The GAI quantify how much two dose distributions are in agreement, but does not contain spatial information regarding the position of dose discrepancies relative to patient anatomy. The interpretation of delivery errors within the patient’s anatomy by means of dose-volume-based analysis is useful to detect dose differences in critical anatomical regions-of-interest and to establish if clinically acceptable dose errors are within tolerance per patient [29, 30]. 3D anatomy-based dose verification software in conjunction with detector array measurements only allows pre-treatment dose reconstruction on patient’s CT images [29, 35]. Dosimetric control of actual therapy fraction has been proposed through machine log file-derived methods [36], EPID-measured transit fluence [37] and transmission detector measurements [38]. In vivo dosimetry is the only tool able to verify the actual patient treatment, particularly with regard to patient anatomy and possible obstructions from positioning or immobilization devices. The limitation of a system like DC is that results are available only when the fraction is over and errors arising during the first RT fractions cannot be corrected. In this work, DC was proven to be able to detect many different delivery errors and anatomical variations. The comparison of GAIs in homogeneous phantom and in planning CT reported in Tables 4 and 5 showed that pencil-beam algorithm of DC for dose computation produced good results in all anatomical sites except for the lung. Because for lung treatment, the pencil-beam algorithm fails to correctly reproduce the dose, an in aqua vivo strategy [25] can be used (see Table 4). Another strategy to eliminate algorithm dependence would be to compare in vivo dose with QA dose obtained from in-air EPID acquisitions.

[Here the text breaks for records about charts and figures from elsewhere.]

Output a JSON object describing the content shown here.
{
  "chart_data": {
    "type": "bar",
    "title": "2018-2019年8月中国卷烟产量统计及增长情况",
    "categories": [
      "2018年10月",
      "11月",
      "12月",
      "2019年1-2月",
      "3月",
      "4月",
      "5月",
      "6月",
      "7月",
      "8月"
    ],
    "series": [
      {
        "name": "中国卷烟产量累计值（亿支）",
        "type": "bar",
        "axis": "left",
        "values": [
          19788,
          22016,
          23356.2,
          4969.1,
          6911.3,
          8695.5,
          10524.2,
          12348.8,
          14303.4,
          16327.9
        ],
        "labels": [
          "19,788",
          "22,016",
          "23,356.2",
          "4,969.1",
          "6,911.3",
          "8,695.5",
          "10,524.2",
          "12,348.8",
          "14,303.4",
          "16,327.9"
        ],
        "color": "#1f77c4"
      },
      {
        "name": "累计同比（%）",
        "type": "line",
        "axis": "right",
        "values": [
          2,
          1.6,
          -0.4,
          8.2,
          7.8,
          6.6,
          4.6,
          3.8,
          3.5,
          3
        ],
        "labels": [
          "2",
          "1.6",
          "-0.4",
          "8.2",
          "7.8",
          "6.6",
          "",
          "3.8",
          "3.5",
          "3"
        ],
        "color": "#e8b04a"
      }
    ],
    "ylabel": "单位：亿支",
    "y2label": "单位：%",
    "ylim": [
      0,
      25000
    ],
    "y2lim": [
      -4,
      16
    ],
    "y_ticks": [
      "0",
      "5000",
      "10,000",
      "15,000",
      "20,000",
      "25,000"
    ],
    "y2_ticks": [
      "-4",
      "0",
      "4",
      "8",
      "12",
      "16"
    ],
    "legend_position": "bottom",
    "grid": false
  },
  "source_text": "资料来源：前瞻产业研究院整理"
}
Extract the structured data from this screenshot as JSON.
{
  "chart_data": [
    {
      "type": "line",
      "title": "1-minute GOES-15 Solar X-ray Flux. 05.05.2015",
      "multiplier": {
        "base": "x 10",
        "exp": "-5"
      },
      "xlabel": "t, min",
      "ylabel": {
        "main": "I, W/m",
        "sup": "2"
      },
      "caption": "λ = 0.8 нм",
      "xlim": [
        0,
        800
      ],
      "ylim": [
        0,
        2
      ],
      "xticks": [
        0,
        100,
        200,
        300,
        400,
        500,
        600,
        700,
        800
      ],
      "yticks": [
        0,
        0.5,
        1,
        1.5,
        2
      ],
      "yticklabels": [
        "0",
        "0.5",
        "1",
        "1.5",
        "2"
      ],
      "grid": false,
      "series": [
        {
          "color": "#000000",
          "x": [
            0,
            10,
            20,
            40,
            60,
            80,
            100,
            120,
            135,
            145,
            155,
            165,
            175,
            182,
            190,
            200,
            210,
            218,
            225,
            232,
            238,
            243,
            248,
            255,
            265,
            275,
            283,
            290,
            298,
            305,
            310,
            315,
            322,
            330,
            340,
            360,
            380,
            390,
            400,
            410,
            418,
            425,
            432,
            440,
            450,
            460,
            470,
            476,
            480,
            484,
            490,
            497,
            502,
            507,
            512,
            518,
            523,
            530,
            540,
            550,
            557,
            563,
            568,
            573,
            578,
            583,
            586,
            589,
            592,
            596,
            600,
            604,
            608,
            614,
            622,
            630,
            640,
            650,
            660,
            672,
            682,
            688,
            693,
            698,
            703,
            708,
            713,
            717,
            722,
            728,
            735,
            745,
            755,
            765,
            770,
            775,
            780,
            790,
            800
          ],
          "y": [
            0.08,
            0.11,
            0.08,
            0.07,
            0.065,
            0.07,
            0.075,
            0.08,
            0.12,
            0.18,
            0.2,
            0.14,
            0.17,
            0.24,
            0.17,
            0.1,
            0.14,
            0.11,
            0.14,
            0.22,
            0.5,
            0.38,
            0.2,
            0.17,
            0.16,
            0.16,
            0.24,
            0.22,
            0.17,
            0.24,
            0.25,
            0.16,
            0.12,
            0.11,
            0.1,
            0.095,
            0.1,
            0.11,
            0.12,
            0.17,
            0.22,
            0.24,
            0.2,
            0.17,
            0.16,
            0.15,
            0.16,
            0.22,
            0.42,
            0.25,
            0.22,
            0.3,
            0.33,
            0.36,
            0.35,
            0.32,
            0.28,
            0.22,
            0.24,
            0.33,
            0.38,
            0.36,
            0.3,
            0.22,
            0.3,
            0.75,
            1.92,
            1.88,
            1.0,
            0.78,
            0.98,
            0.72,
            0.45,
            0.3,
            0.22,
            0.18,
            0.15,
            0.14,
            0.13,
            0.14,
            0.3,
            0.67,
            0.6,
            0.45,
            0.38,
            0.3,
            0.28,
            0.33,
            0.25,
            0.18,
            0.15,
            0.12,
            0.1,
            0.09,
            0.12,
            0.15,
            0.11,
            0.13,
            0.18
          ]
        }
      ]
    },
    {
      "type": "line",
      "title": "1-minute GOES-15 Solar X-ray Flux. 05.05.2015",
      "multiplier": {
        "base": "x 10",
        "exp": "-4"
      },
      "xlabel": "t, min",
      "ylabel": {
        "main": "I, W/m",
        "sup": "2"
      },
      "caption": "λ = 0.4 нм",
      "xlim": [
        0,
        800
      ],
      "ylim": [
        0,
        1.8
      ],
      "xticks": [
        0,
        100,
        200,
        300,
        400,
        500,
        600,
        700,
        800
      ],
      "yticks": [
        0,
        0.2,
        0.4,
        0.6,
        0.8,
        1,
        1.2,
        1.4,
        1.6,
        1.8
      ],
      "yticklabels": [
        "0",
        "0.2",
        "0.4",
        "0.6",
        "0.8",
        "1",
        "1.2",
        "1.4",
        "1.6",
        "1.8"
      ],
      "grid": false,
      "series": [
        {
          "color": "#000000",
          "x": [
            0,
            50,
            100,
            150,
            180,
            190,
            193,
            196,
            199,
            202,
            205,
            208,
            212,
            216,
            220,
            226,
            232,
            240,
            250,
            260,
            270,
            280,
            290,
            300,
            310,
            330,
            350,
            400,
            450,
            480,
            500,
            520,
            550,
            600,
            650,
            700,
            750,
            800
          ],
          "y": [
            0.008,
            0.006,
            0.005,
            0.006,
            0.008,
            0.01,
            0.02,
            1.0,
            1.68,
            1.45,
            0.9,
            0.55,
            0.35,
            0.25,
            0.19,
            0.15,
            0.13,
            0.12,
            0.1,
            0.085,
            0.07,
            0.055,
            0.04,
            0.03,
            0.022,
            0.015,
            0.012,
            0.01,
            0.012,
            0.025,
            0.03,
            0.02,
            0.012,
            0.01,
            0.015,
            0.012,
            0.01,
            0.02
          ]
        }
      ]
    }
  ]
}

In our department, DC is now routinely used for in vivo verifications of stereotactic (all fractions) and H&N treatments (weekly). The clinical workflow for DC is the following: after plan approval, the CT, RT, structure and dose were entered into the DC database. Prior to in vivo acquisitions, EPID images were acquired in air and pre-treatment DC dose was reconstructed. Lung plans were recomputed in water, by assigning relative electron density 1 to the external patient contour. 3d dose was reconstructed just after dose delivery and results were evaluated using gamma agreement and DVH. Global tolerance levels for in vivo dosimetry have not yet been established.

Conclusion

Basic dosimetric performance of DC was accurate. Tests performed in this study showed that DC, using transit EPID images, produced agreement with TPS comparable to OCT. The dose computation algorithm of DC is accurate in all anatomical sites except lung. However in lung cases, the aqua vivo approach used in this work reduced the algorithm dependence of DC results. DC is able to detect errors due to delivery inaccuracy and anatomical variations.